Let’s start with the short pays on electronic transfers. More than likely, customers aren’t really paying less than the amount they’re supposed to. Instead, when you send a wire transfer, the receiving bank deducts a lifting fee from the payment. If there’s an intermediary bank involved, then that one might also charge a lifting fee. Supposedly, this fee is for processing costs. This always leaves a residual account receivable balance that has to be cleared out.

A bad option is charging the customer the fee, since it’s not their fault. It’s the bank’s fault. If you do a lot of business with your bank, approach them about having the lifting fee reduced or eliminated. Chances are, they won’t do it, but you can always ask. If there’s an implied threat that you might move your banking business elsewhere, maybe it will work.

If payments are being made with a wire transfer, there’s a good chance that it’s an international payment. If so, and you do a lot of business in certain countries, consider setting up a corporate bank account over there. Then there’re more alternatives for being paid within the country, and without the lifting fee. However, at some point you still have to shift the funds back to the home country, which may involve another lifting fee.

For most organizations, the lifting fee is so small that it’s easier to accept it as a cost of doing business, and just get on with life.

Short Payments

But what if a customer is actually short paying, and there’s no lifting fee involved? In this case, the customer needs to be trained to stop doing that, which means leaving the balance in place and sending them statements that list the overdue amount. Once these amounts are really overdue, hold the delivery of any further orders. This is extreme behavior, especially if the customer is an important one. So, you have to balance the need to break a customer’s annoying habit of short paying against the possibility of losing some sales.

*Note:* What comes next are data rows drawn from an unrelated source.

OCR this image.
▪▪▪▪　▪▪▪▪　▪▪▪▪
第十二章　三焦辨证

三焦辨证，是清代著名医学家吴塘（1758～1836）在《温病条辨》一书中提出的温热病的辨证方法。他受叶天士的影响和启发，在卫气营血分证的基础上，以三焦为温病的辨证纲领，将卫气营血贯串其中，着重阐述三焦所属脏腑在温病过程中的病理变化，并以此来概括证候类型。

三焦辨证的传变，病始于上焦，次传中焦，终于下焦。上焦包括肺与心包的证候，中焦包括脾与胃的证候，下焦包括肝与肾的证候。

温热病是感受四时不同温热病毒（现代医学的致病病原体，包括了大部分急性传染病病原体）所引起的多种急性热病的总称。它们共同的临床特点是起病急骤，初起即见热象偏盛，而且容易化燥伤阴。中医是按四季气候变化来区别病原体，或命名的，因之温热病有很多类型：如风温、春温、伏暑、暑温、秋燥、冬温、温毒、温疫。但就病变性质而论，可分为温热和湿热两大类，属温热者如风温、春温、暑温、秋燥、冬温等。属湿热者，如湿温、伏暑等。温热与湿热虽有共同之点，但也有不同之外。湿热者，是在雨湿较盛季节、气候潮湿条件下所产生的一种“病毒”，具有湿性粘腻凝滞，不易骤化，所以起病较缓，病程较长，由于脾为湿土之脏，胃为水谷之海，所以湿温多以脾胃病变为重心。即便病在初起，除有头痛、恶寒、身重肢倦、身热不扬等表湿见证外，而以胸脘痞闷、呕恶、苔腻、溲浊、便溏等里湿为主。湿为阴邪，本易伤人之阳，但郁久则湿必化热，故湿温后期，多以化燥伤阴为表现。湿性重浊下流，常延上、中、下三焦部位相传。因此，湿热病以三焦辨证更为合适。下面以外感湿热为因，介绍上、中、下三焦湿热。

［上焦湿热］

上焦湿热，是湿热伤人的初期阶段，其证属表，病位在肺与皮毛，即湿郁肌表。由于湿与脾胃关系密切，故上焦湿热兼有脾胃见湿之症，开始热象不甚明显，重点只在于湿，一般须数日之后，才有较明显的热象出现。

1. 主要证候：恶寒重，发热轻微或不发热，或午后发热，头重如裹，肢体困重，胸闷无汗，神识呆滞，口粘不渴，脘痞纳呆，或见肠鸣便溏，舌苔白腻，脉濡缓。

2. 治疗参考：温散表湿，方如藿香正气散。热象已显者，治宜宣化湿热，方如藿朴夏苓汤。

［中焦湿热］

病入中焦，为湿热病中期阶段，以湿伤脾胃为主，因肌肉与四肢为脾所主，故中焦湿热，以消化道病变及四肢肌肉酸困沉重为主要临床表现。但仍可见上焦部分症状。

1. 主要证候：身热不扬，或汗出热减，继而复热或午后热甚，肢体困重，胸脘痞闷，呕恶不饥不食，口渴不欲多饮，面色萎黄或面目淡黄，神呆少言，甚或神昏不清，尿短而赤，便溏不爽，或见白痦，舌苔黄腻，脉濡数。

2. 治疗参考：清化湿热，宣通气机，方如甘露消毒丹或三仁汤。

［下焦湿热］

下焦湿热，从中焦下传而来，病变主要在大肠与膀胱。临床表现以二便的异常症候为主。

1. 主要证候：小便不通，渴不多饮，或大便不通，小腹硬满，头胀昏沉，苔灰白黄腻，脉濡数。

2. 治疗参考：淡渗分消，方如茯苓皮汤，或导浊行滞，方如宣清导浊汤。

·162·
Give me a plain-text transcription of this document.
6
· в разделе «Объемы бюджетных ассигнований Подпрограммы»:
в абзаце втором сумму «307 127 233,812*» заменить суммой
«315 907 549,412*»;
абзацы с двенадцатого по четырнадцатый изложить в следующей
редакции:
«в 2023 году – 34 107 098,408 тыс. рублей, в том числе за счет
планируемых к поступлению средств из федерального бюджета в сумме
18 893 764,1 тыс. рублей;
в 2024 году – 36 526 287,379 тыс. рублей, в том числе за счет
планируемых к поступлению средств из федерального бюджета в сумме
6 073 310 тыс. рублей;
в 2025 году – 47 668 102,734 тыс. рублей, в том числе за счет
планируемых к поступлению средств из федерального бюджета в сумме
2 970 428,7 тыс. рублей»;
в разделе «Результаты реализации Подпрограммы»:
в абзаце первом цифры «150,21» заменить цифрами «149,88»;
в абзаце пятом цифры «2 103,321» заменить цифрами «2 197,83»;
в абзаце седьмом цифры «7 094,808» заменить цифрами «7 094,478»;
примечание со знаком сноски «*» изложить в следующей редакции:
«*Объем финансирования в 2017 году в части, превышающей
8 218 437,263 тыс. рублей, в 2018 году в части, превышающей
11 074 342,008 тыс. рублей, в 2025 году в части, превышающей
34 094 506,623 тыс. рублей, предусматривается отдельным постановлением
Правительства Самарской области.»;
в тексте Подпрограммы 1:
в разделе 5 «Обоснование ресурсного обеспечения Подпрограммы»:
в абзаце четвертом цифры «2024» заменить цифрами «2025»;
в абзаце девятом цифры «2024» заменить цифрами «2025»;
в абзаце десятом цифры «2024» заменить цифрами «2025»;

Credit Card Processing Fee Reimbursement

Then we come to how to collect the credit card processing fee from customers. This is that annoying fee of about 3% that’s charged to the merchant by the credit card companies whenever a customer uses a credit card to pay for something. It’s possible to charge customers a surcharge for the credit card processing fee, but there are restrictions on it, and the practice is banned in some areas. In addition, Visa forbids all surcharges in cases where the card is not present, such as online sales. There are some ways to add a surcharge under Visa’s rules if the card is present, such as in a retail store.

How can you simply sidestep the ban on surcharges? One of the more common approaches, and which is even recommended by Visa, is to increase all of your prices by the amount of the credit card processing fee, and then offer customers a discount back to the original price if they pay in cash. The problem with this approach is that all of your prices will appear to be higher than those of your competitors, which may lead to a decline in sales.

There’s also a modified version of that last suggestion. If the company receives a decent mix of cash and credit card payments, you could increase prices for everyone, but by a reduced amount, like one percent, and then don’t offer a discount at all. The increase still covers the cost of the credit card processing fee, since fewer people are using credit cards. The reduced amount of the price increase won’t make the company’s prices look so bad in comparison to the competition’s prices.

Another option is to not accept Visa credit card payments. If you only allow Mastercard and American Express cards from customers, the rules for surcharges are much easier to follow. The problem, of course, is that lots of people use Visa.

Use of Debit Card Payments

And then there’s the option of only accepting debit card payments. This does reduce the amount of the fee, but then most people are so accustomed to only paying with credit cards that they don’t like this option.

Fee Shifting

Another alternative is to shift the cost of the credit card fee into something else that’s still charged to the customer. For example, increase the shipping charge, or add a fee for faster delivery. Another possibility is to raise prices on those goods or services that don’t have a lot of direct competition, so that customers can’t compare prices. Or, raise prices for single-unit sales while still offering a good price for volume purchases.

Parting Thoughts

So in short, you can avoid the fee by restricting payments to certain types of cards, or not allowing credit card payments at all, or by being imaginative and shifting the fee into other types of prices.

What this really gets down to is strategy. If the company is competing based on low prices, it doesn’t have the option of increasing prices to cover the credit card fee. Instead, it really does need to require cash payments to completely avoid the fee. What management could do is use it as a marketing tool. That means explicitly saying that the company offers rock bottom prices, and the only way it can do that is to require payments in cash.